They are vying for the seat now held by U.S. Rep. Jeff Van Drew, R-2nd, who declined to participate, as he is in Washington, D.C., for voting sessions. Van Drew also said through a spokesperson he had concerns about anti-GOP biases by some debate organizers.

“Child care is key to the development of children and economic security of working parents,” said Democratic candidate Tim Alexander, a civil rights attorney and former law enforcement officer from Galloway Township, in answering a question about what the federal government’s role is in providing child care.

“I would support legislation to help parents in certain economic brackets to afford child care,” Alexander said. “It’s part of the employment problem we have,” as some parents must stay home to care for children because they cannot afford good child care.

But Michael Gallo, a business owner from Lower Township, said government subsidies only drive up costs.

“Right now inflation is rising because we subsidize so many things,” Gallo said. “When you throw money at something, it make it cost more. We need to refrain from subsidizing something that will raise the price.”

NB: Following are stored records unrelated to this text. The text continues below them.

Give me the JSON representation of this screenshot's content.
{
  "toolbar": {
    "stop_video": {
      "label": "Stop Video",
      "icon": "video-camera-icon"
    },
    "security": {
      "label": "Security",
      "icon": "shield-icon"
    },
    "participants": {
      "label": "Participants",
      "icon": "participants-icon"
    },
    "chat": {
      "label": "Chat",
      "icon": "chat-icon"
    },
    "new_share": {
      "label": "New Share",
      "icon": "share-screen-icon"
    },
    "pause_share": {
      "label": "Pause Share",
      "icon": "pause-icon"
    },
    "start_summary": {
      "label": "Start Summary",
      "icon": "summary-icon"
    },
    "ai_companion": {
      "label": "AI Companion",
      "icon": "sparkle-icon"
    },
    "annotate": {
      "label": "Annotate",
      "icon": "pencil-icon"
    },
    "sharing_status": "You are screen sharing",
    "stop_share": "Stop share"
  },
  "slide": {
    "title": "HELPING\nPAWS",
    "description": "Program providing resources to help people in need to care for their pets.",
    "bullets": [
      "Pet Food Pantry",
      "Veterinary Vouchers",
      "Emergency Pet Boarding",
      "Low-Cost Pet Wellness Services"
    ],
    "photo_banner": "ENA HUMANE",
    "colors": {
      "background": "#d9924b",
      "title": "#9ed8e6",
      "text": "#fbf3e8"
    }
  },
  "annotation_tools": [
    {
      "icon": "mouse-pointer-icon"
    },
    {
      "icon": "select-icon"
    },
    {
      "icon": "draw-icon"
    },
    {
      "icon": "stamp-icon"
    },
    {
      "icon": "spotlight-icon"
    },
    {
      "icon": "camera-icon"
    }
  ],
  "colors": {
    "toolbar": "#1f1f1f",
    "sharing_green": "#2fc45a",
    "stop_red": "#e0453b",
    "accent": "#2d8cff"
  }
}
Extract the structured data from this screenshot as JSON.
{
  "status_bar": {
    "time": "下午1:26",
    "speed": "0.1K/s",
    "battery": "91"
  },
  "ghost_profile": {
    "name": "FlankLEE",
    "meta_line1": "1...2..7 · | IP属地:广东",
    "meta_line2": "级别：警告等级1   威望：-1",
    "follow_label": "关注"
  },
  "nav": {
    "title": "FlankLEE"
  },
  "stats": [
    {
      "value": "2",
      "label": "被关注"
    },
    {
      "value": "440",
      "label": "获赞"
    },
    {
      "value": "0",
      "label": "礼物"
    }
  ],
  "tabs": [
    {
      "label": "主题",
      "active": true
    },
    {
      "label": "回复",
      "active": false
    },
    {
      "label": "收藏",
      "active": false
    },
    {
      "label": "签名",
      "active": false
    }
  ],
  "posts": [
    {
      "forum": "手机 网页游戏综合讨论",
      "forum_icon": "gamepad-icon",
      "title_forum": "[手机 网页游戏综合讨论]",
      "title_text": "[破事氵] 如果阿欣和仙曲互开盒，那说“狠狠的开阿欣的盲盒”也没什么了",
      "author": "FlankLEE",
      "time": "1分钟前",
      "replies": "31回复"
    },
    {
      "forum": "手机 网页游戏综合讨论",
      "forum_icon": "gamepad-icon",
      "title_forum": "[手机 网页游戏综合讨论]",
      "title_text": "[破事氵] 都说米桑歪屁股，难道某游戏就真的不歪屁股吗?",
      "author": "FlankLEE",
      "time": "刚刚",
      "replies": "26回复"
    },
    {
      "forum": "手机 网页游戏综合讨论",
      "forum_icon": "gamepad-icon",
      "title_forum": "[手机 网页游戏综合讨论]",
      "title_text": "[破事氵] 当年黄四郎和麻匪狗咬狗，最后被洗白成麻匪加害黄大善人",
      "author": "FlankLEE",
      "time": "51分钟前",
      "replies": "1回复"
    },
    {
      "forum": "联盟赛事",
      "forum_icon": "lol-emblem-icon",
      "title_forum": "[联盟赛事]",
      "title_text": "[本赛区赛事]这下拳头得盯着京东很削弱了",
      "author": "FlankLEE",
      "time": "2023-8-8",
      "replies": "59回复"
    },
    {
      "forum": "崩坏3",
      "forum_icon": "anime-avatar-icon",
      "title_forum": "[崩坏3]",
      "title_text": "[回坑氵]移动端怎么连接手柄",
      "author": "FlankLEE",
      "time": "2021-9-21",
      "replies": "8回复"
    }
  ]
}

The debate was sponsored by the Atlantic County League of Women Voters and moderated by Michael Richter of the Camden County League of Women Voters. Oakcrest students helped write the questions and run the event.

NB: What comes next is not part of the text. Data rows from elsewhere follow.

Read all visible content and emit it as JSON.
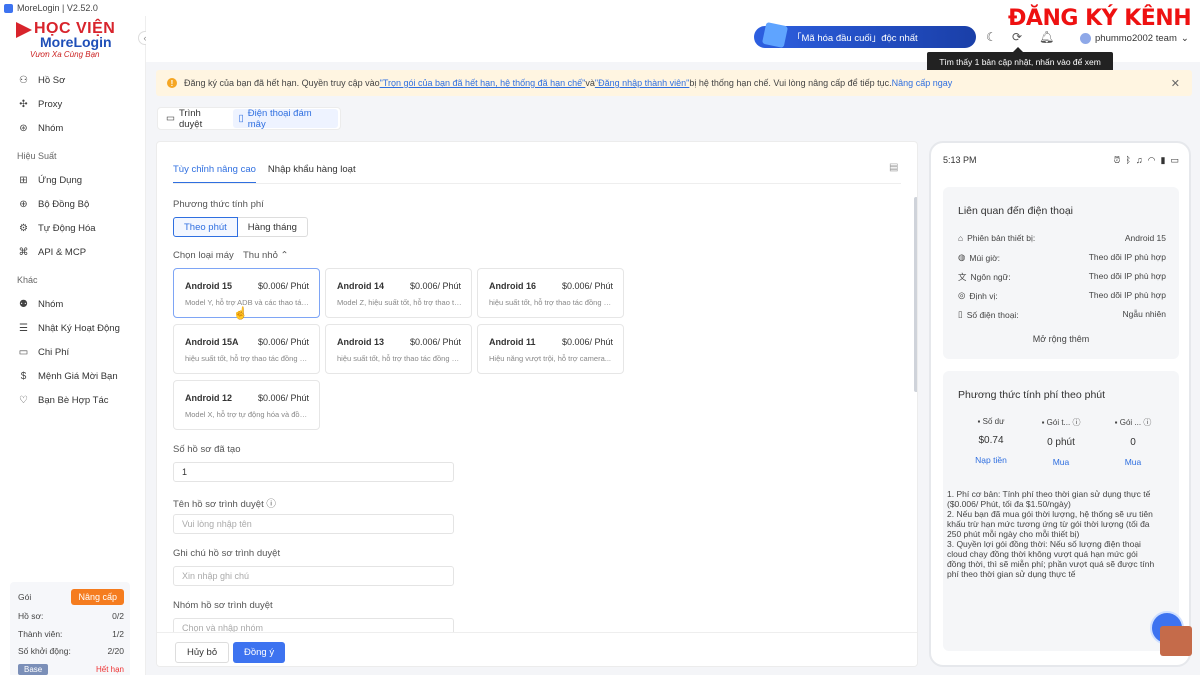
{
  "app": {
    "title": "MoreLogin | V2.52.0"
  },
  "logo": {
    "line1": "HỌC VIỆN",
    "line2": "MoreLogin",
    "slogan": "Vươn Xa Cùng Bạn"
  },
  "sidebar": {
    "items": [
      {
        "label": "Hồ Sơ",
        "icon": "profile-icon"
      },
      {
        "label": "Proxy",
        "icon": "proxy-icon"
      },
      {
        "label": "Nhóm",
        "icon": "group-icon"
      }
    ],
    "section_performance": "Hiệu Suất",
    "perf_items": [
      {
        "label": "Ứng Dụng",
        "icon": "apps-icon"
      },
      {
        "label": "Bộ Đồng Bộ",
        "icon": "sync-icon"
      },
      {
        "label": "Tự Động Hóa",
        "icon": "automation-icon"
      },
      {
        "label": "API & MCP",
        "icon": "api-icon"
      }
    ],
    "section_other": "Khác",
    "other_items": [
      {
        "label": "Nhóm",
        "icon": "team-icon"
      },
      {
        "label": "Nhật Ký Hoạt Động",
        "icon": "log-icon"
      },
      {
        "label": "Chi Phí",
        "icon": "cost-icon"
      },
      {
        "label": "Mệnh Giá Mời Bạn",
        "icon": "dollar-icon"
      },
      {
        "label": "Bạn Bè Hợp Tác",
        "icon": "partner-icon"
      }
    ],
    "plan": {
      "label": "Gói",
      "upgrade": "Nâng cấp",
      "profiles_label": "Hồ sơ:",
      "profiles_value": "0/2",
      "members_label": "Thành viên:",
      "members_value": "1/2",
      "launches_label": "Số khởi động:",
      "launches_value": "2/20",
      "base": "Base",
      "expired": "Hết hạn"
    }
  },
  "header": {
    "banner": "「Mã hóa đầu cuối」độc nhất",
    "watermark": "ĐĂNG KÝ KÊNH",
    "user": "phummo2002 team",
    "tooltip": "Tìm thấy 1 bản cập nhật, nhấn vào để xem"
  },
  "notice": {
    "text1": "Đăng ký của bạn đã hết hạn. Quyền truy cập vào ",
    "link1": "\"Trọn gói của bạn đã hết hạn, hệ thống đã hạn chế\"",
    "text2": " và ",
    "link2": "\"Đăng nhập thành viên\"",
    "text3": " bị hệ thống hạn chế. Vui lòng nâng cấp để tiếp tục.",
    "link3": "Nâng cấp ngay"
  },
  "type_tabs": {
    "browser": "Trình duyệt",
    "cloud_phone": "Điện thoại đám mây"
  },
  "form": {
    "tabs": {
      "advanced": "Tùy chỉnh nâng cao",
      "bulk": "Nhập khẩu hàng loạt"
    },
    "billing_label": "Phương thức tính phí",
    "billing_options": {
      "per_minute": "Theo phút",
      "monthly": "Hàng tháng"
    },
    "machine_label": "Chọn loại máy",
    "collapse": "Thu nhỏ",
    "cards": [
      {
        "name": "Android 15",
        "price": "$0.006/ Phút",
        "desc": "Model Y, hỗ trợ ADB và các thao tác..."
      },
      {
        "name": "Android 14",
        "price": "$0.006/ Phút",
        "desc": "Model Z, hiệu suất tốt, hỗ trợ thao tác..."
      },
      {
        "name": "Android 16",
        "price": "$0.006/ Phút",
        "desc": "hiệu suất tốt, hỗ trợ thao tác đồng bộ..."
      },
      {
        "name": "Android 15A",
        "price": "$0.006/ Phút",
        "desc": "hiệu suất tốt, hỗ trợ thao tác đồng bộ..."
      },
      {
        "name": "Android 13",
        "price": "$0.006/ Phút",
        "desc": "hiệu suất tốt, hỗ trợ thao tác đồng bộ..."
      },
      {
        "name": "Android 11",
        "price": "$0.006/ Phút",
        "desc": "Hiệu năng vượt trội, hỗ trợ camera..."
      },
      {
        "name": "Android 12",
        "price": "$0.006/ Phút",
        "desc": "Model X, hỗ trợ tự động hóa và đồng bộ..."
      }
    ],
    "count_label": "Số hồ sơ đã tạo",
    "count_value": "1",
    "name_label": "Tên hồ sơ trình duyệt",
    "name_placeholder": "Vui lòng nhập tên",
    "note_label": "Ghi chú hồ sơ trình duyệt",
    "note_placeholder": "Xin nhập ghi chú",
    "group_label": "Nhóm hồ sơ trình duyệt",
    "group_placeholder": "Chọn và nhập nhóm",
    "cancel": "Hủy bỏ",
    "ok": "Đồng ý"
  },
  "phone": {
    "time": "5:13 PM",
    "card1_title": "Liên quan đến điện thoại",
    "rows": [
      {
        "k": "Phiên bản thiết bị:",
        "v": "Android 15"
      },
      {
        "k": "Múi giờ:",
        "v": "Theo dõi IP phù hợp"
      },
      {
        "k": "Ngôn ngữ:",
        "v": "Theo dõi IP phù hợp"
      },
      {
        "k": "Định vị:",
        "v": "Theo dõi IP phù hợp"
      },
      {
        "k": "Số điện thoại:",
        "v": "Ngẫu nhiên"
      }
    ],
    "expand": "Mở rộng thêm",
    "card2_title": "Phương thức tính phí theo phút",
    "cols": [
      {
        "t": "Số dư",
        "v": "$0.74",
        "a": "Nạp tiền"
      },
      {
        "t": "Gói t...",
        "v": "0 phút",
        "a": "Mua"
      },
      {
        "t": "Gói ...",
        "v": "0",
        "a": "Mua"
      }
    ],
    "notes": [
      "1. Phí cơ bản: Tính phí theo thời gian sử dụng thực tế ($0.006/ Phút, tối đa $1.50/ngày)",
      "2. Nếu bạn đã mua gói thời lượng, hệ thống sẽ ưu tiên khấu trừ hạn mức tương ứng từ gói thời lượng (tối đa 250 phút mỗi ngày cho mỗi thiết bị)",
      "3. Quyền lợi gói đồng thời: Nếu số lượng điện thoại cloud chạy đồng thời không vượt quá hạn mức gói đồng thời, thì sẽ miễn phí; phần vượt quá sẽ được tính phí theo thời gian sử dụng thực tế"
    ]
  }
}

Alexander said after the debate he was “disgusted” Van Drew wasn’t there.

“I’m here to debate the incumbent on the issues,” Alexander said. “There were a lot of things that could have been done (to allow him to participate) other than this. He snubbed the kids.”

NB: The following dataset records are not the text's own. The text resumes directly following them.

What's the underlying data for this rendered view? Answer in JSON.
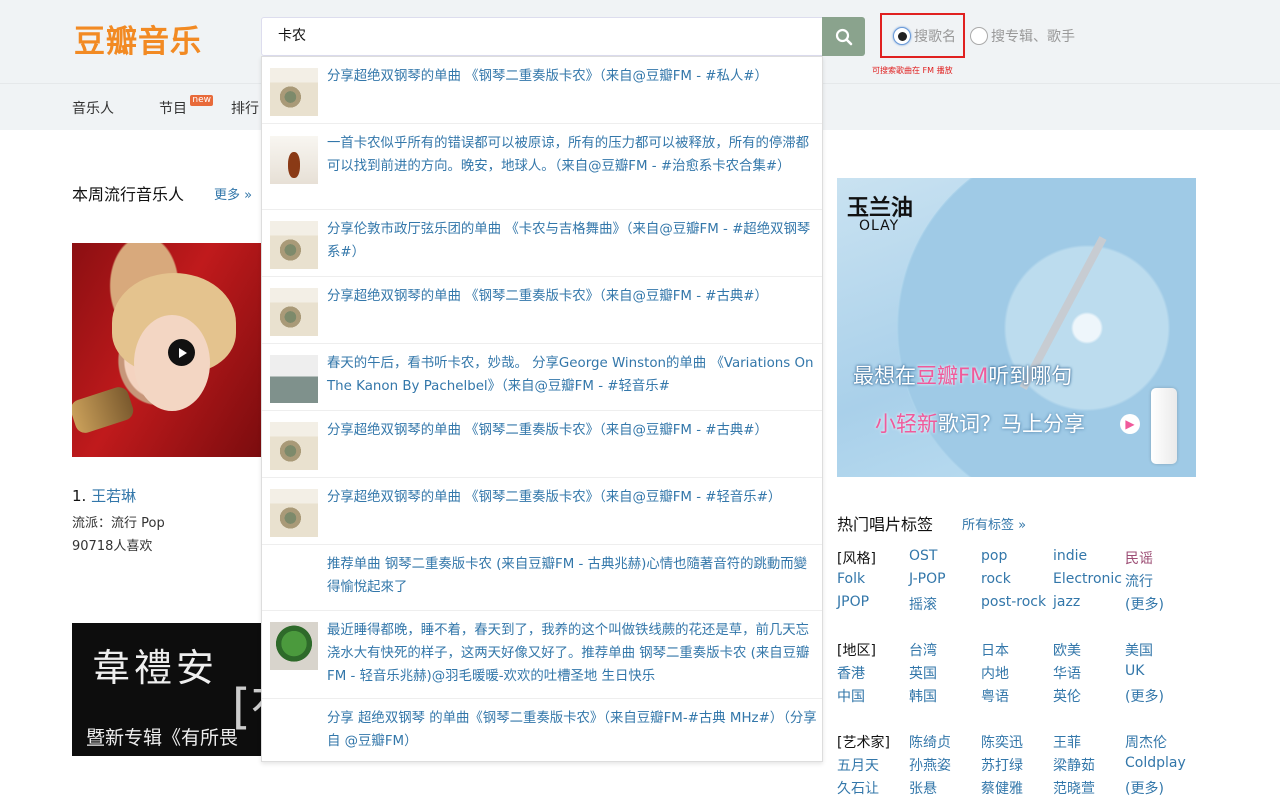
{
  "header": {
    "logo": "豆瓣音乐",
    "search_value": "卡农",
    "search_icon": "search-icon",
    "radio_song": "搜歌名",
    "radio_album": "搜专辑、歌手",
    "hint": "可搜索歌曲在 FM 播放"
  },
  "nav": {
    "items": [
      "音乐人",
      "节目",
      "排行"
    ],
    "new_badge": "new"
  },
  "left": {
    "section_title": "本周流行音乐人",
    "more": "更多 »",
    "artist": {
      "rank": "1.",
      "name": "王若琳",
      "genre": "流派：流行 Pop",
      "likes": "90718人喜欢"
    },
    "banner": {
      "title": "韋禮安",
      "subtitle": "暨新专辑《有所畏",
      "bracket": "[有"
    }
  },
  "suggestions": [
    {
      "text": "分享超绝双钢琴的单曲 《钢琴二重奏版卡农》（来自@豆瓣FM - #私人#）",
      "thumb": "cover"
    },
    {
      "text": "一首卡农似乎所有的错误都可以被原谅，所有的压力都可以被释放，所有的停滞都可以找到前进的方向。晚安，地球人。（来自@豆瓣FM - #治愈系卡农合集#）",
      "thumb": "violin"
    },
    {
      "text": "分享伦敦市政厅弦乐团的单曲 《卡农与吉格舞曲》（来自@豆瓣FM - #超绝双钢琴 系#）",
      "thumb": "cover"
    },
    {
      "text": "分享超绝双钢琴的单曲 《钢琴二重奏版卡农》（来自@豆瓣FM - #古典#）",
      "thumb": "cover"
    },
    {
      "text": "春天的午后，看书听卡农，妙哉。 分享George Winston的单曲 《Variations On The Kanon By Pachelbel》（来自@豆瓣FM - #轻音乐#",
      "thumb": "piano"
    },
    {
      "text": "分享超绝双钢琴的单曲 《钢琴二重奏版卡农》（来自@豆瓣FM - #古典#）",
      "thumb": "cover"
    },
    {
      "text": "分享超绝双钢琴的单曲 《钢琴二重奏版卡农》（来自@豆瓣FM - #轻音乐#）",
      "thumb": "cover"
    },
    {
      "text": "推荐单曲 钢琴二重奏版卡农 (来自豆瓣FM - 古典兆赫)心情也隨著音符的跳動而變得愉悅起來了",
      "thumb": ""
    },
    {
      "text": "最近睡得都晚，睡不着，春天到了，我养的这个叫做铁线蕨的花还是草，前几天忘浇水大有快死的样子，这两天好像又好了。推荐单曲 钢琴二重奏版卡农 (来自豆瓣FM - 轻音乐兆赫)@羽毛暖暖-欢欢的吐槽圣地 生日快乐",
      "thumb": "plant"
    },
    {
      "text": "分享 超绝双钢琴 的单曲《钢琴二重奏版卡农》（来自豆瓣FM-#古典 MHz#）（分享自 @豆瓣FM）",
      "thumb": ""
    }
  ],
  "ad": {
    "brand_cn": "玉兰油",
    "brand_en": "OLAY",
    "line1_pre": "最想在",
    "line1_hl": "豆瓣FM",
    "line1_post": "听到哪句",
    "line2_pink": "小轻新",
    "line2_rest": "歌词？马上分享",
    "arrow": "▶"
  },
  "tags": {
    "title": "热门唱片标签",
    "more": "所有标签 »",
    "groups": [
      {
        "label": "[风格]",
        "items": [
          "OST",
          "pop",
          "indie",
          "民谣",
          "Folk",
          "J-POP",
          "rock",
          "Electronic",
          "流行",
          "JPOP",
          "摇滚",
          "post-rock",
          "jazz",
          "(更多)"
        ]
      },
      {
        "label": "[地区]",
        "items": [
          "台湾",
          "日本",
          "欧美",
          "美国",
          "香港",
          "英国",
          "内地",
          "华语",
          "UK",
          "中国",
          "韩国",
          "粤语",
          "英伦",
          "(更多)"
        ]
      },
      {
        "label": "[艺术家]",
        "items": [
          "陈绮贞",
          "陈奕迅",
          "王菲",
          "周杰伦",
          "五月天",
          "孙燕姿",
          "苏打绿",
          "梁静茹",
          "Coldplay",
          "久石让",
          "张悬",
          "蔡健雅",
          "范晓萱",
          "(更多)"
        ]
      }
    ]
  },
  "colors": {
    "brand": "#f28a23",
    "link": "#3377aa",
    "search_btn": "#8aa38d",
    "highlight_box": "#e02020"
  }
}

Van Drew’s campaign manager Ron Filan has said he was unaware that students would be involved in the debate.

The evening had a relaxed and friendly atmosphere, with Alexander saying he considered it more of a sharing of ideas because Van Drew did not attend.

Alexander talked about his 27-year career in law enforcement. He started out as a police officer, even though he was the victim of police brutality as a teenager and considered giving up the dream of becoming a cop because of that.

His grandfather convinced him to continue with his plan to become a police officer in spite of his bad experience, he said, and Alexander retired as a captain from the Atlantic County Prosecutor’s Office, then became a civil rights attorney.

Gallo educated people about what a libertarian is.

“The Libertarian Party is the third largest party nationally, and the fastest growing party,” said Gallo. “It’s the party that is concerned with individual rights. Everyone must be treated fairly and equally before the law. ... You can be as liberal or as conservative as you want, you just can’t impose your values on someone else. Let everyone live their lives as they wish and do no harm.”

Reproductive rights and voting rights should be left to states, Gallo said, while Alexander said the federal government has a role to play in protecting women’s rights to abortion and voting rights.

Alexander said he would work to legalize marijuana at the federal level, then use federal taxes collected on its sale to fund K-12 education through the federal government.

Gallo, however, said there should be more school choice for parents, and that the government should not have a monopoly on education.

Alexander said U.S. military support for Ukraine was appropriate, while Gallo said the U.S. has no business getting involved in foreign wars.

“It was unique to see someone who is not part of the main two-party system,” said Oakcrest senior Isabella Catalina, 17. But she and friend Grace Long, 17, also a senior, left the debate saying they would vote for Alexander, if they could. They won’t turn 18 until after the election.

Senior Evan Theoharris, 17, will just miss being able to vote Nov. 8.

“I turn 18 three days after the election,” Theoharris said. “But I’m looking forward to being able to vote. I’m already registered.”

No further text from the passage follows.